No sooner had I struck into the same lively tune, than the strange being rose again as by magic, and, slowly opening her intoxicating eyes, began swaying herself to and fro with the same graceful gestures and movements that I had already observed.

Thus I played all through the night, long after the rear-guard of the thunder-storm had disappeared below the opposite horizon whence it first arose—played indefatigably on and on like a man possessed, and still, by the torch of the burning pine, I saw the beautiful mænad-like figure whirling to and fro with miraculous endurance. Now and then, through the deep silence, I heard a scarred pine-bough come crackling to the earth; now and then I heard the lowing of the stabled cattle in some distant part of the ruin; once and again, smiting like a cry, I heard one string snapping after another under my pitiless hands.

Still I played on, though a misty quiver of sparks was dancing about my eyes, till the fallow-tinted dawn gleamed faintly in the east.

At last, at last, a change stole over the form and features of the indefatigable dancer. Her companions, overcome with fatigue, had long ago sunk to the ground, where, with their little ruffled heads resting on any bit of marble, they lay sleeping calmly like little children. Only the mother still watched and prayed for her child, the unnatural tension of whose nerves and muscles now seemed visibly to relax; for the mad light of exaltation in her eyes veiled itself in softness, her feet moved more and more slowly, and her arms, which had heretofore been in constant motion, dropped languidly to her side. I too relaxed in my tempo, and the thrilling, vivacious tune melted away in a dying strain.
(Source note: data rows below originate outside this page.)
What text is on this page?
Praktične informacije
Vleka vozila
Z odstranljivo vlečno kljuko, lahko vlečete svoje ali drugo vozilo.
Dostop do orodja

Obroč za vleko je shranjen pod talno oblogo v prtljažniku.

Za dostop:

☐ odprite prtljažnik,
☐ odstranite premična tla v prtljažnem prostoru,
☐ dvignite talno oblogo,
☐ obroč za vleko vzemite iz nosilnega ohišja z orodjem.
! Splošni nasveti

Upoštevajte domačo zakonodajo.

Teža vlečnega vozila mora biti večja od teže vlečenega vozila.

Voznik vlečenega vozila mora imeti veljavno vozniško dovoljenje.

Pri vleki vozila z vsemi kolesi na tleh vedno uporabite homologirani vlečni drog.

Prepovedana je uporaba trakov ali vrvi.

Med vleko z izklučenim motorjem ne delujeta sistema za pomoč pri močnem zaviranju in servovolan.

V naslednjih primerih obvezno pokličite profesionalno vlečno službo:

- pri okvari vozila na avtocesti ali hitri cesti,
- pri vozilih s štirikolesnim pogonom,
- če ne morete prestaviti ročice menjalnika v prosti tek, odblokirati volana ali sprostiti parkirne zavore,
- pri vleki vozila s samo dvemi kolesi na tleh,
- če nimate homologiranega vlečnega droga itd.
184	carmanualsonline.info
At the expiring notes, when I had but one string left, her tired eyes closed as in gentlest sleep, a smile hovered about her lips, her head sank heavily forward on her bosom, and she would have fallen had not her mother received the swooning form into her outstretched arms.

At the same moment my last string snapped, a swarming darkness clouded my sight, the violin fell from my wet, burning hands, and I reeled back, faint and dizzy, when I felt soft arms embracing me, and somebody sobbed and laughed, “You have saved her, Maestro; praise be to God and all His saints in heaven! May the Madonna bless you forever and ever—”

I heard no more, but fell into a death-like swoon.